Below is an excerpt from a TASS interview with Denis Manturov, Minister of Industry and Trade of the Russian Federation.
— As of the end of this year’s first half, manufacturing output grew at rates that were higher than expected. The automotive industry growth may reach 7% by the end of 2017. Are you going to improve the annual manufacturing output forecast?
— We have not changed the forecast so far, and the estimates are the same as at the beginning of the year: some 1.5 to 2% for the entire industry over the year. Why are we so conservative? The growth leaders, like the automotive industry that you just mentioned, are not alone in showing positive progress. But there also are industries that have not recovered yet. One example is metallurgy. The primary drivers in the metallurgical industry are exports and the domestic construction market. These markets have just begun a slow recovery. Since metallurgy is a major player and makes a significant contribution to the GDP, the metallurgy indicators have a strong impact on the industrial growth in general, and on the manufacturing sector in particular. We will keep to the original forecast until we are convinced that metallurgy has recovered.
— Steelworker’s Day, a big event for the metallurgical industry, falls on this week. What is the current status of this highly important Russian industry?

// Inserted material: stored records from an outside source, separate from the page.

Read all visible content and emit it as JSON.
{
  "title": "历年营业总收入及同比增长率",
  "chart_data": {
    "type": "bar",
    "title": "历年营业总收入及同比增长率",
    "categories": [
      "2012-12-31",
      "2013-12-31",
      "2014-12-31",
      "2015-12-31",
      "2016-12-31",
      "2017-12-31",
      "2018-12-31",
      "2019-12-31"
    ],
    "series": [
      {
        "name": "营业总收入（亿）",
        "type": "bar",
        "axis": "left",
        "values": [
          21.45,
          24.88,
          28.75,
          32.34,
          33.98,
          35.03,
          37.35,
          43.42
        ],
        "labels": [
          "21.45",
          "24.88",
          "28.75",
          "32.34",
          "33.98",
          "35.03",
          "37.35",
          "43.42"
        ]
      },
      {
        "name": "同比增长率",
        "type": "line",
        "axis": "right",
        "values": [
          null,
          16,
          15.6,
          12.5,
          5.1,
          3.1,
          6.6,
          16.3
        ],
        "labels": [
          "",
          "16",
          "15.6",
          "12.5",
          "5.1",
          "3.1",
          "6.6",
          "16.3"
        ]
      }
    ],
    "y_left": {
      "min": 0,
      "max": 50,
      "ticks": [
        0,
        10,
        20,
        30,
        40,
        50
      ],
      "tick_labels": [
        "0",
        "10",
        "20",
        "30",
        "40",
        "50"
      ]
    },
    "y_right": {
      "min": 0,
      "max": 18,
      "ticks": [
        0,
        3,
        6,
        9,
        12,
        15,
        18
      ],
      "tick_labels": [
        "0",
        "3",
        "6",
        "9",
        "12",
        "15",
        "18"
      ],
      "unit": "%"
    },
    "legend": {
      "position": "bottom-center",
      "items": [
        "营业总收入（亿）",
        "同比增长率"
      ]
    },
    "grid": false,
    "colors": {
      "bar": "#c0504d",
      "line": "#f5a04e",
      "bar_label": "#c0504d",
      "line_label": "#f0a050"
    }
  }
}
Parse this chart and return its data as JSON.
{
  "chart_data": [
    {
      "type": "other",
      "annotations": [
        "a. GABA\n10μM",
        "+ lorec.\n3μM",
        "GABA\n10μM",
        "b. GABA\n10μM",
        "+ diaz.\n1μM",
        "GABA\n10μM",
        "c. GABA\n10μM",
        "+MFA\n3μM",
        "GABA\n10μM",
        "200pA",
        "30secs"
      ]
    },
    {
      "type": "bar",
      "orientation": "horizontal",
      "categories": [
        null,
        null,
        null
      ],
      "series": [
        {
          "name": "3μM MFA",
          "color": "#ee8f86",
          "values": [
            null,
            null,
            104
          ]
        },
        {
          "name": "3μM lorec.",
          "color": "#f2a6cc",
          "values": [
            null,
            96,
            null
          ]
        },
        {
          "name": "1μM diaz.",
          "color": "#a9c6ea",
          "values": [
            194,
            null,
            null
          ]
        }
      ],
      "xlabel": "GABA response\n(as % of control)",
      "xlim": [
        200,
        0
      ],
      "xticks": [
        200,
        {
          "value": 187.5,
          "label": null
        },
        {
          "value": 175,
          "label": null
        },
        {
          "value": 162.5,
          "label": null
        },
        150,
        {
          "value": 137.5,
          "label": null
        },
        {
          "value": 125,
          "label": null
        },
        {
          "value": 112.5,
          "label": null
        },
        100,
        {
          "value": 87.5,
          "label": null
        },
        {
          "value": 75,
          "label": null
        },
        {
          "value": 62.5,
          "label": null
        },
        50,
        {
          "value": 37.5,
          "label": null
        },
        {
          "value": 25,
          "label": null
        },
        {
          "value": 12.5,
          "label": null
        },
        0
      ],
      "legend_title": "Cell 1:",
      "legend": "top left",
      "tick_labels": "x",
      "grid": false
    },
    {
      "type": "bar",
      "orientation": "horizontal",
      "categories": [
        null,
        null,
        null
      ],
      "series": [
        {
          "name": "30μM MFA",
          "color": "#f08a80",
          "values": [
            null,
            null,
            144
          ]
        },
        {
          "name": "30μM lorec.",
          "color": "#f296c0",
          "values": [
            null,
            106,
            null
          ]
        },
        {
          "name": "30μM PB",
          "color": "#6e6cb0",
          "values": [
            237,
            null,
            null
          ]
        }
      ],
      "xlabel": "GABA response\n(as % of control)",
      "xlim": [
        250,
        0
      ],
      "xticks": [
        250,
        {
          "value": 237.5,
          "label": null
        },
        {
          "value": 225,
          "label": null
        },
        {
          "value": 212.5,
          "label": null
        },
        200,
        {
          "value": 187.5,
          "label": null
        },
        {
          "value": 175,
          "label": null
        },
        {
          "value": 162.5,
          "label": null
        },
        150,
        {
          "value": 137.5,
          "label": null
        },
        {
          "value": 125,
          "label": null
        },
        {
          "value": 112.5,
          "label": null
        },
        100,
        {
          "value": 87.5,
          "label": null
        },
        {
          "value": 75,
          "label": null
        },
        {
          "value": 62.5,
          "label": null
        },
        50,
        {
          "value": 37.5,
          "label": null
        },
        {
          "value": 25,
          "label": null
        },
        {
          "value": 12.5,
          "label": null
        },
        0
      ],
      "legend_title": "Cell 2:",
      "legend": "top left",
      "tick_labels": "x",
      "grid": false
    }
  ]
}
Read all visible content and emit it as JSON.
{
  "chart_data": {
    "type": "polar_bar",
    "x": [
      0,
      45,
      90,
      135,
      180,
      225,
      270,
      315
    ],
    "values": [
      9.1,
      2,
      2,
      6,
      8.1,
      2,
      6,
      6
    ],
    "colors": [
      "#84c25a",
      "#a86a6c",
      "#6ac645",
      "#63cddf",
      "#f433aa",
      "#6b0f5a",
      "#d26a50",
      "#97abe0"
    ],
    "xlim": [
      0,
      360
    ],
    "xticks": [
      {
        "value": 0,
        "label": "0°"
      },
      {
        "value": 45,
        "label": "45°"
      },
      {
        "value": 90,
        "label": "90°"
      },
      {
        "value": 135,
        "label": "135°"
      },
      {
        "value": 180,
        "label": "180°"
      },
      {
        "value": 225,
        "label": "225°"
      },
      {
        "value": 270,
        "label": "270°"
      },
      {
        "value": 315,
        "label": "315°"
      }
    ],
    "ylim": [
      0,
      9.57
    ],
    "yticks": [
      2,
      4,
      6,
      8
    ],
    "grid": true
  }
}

— We are among the five global leaders in ferrous metals production, and rank second in aluminium output. The metallurgical industry has been substantially upgraded over the past decade, as the companies have retrofitted their facilities. Besides, we have excellent prospects in downstream metal processing growth. First and foremost, we will focus on supporting the companies that produce added value. I’m talking about aluminium. Rusal will expand the processing facilities around its core metal production sites in the Krasnoyarsk Krai, Khakassia Republic, and Volgograd Oblast. The new facilities are designed to process primary aluminium and make products for domestic consumer industries.
— What other production sites in the industry are to be expanded?
— Let me give you an example. The Kamensk-Uralsky Processing Plant near Yekaterinburg makes auto components. It is one of the most advanced aluminium parts production facilities. The company converts primary aluminium into alloys and rolled stock. A governmental committee has made a decision to develop new end-to-end production facilities. These could make, for instance, cast aluminium wheel rims. Now we import most such wheels from China. As a result, we are now considering a licensing procedure for cast aluminium wheel import, since they often fail to meet the safety standards. Studies have shown that the wheel quality is insufficient to ensure safety, because the aluminium content is too low. Such wheels just burst at the most unsuitable moments, which is a road safety issue. We are interested in making aluminium wheels in Russia. There are significant advances in 3D printing, and the technology requires a wide range of powders. We will develop aluminium powder production facilities that will be adjacent to the leading large-scale aluminium smelters. There are many other examples of such processing facilities being built around a primary metal production site, and we are going to support this.
— Many discussions at Innoprom concerned “smart manufacturing” and digital economy. The Presidential Council for Strategic Development and Priority Projects has recently reviewed a digital economy development programme. What is the programme’s significance for the industry?
— For me, emphasizing the need for modern components is precisely what the digital economy development programme does. That is why the Ministry of Industry and Trade has contributed a lot to the programme’s development. I briefed President Putin on the programme during the Modernization Council activities. As we understand it, a digital economy development model cannot be properly implemented without the manufacturing segment.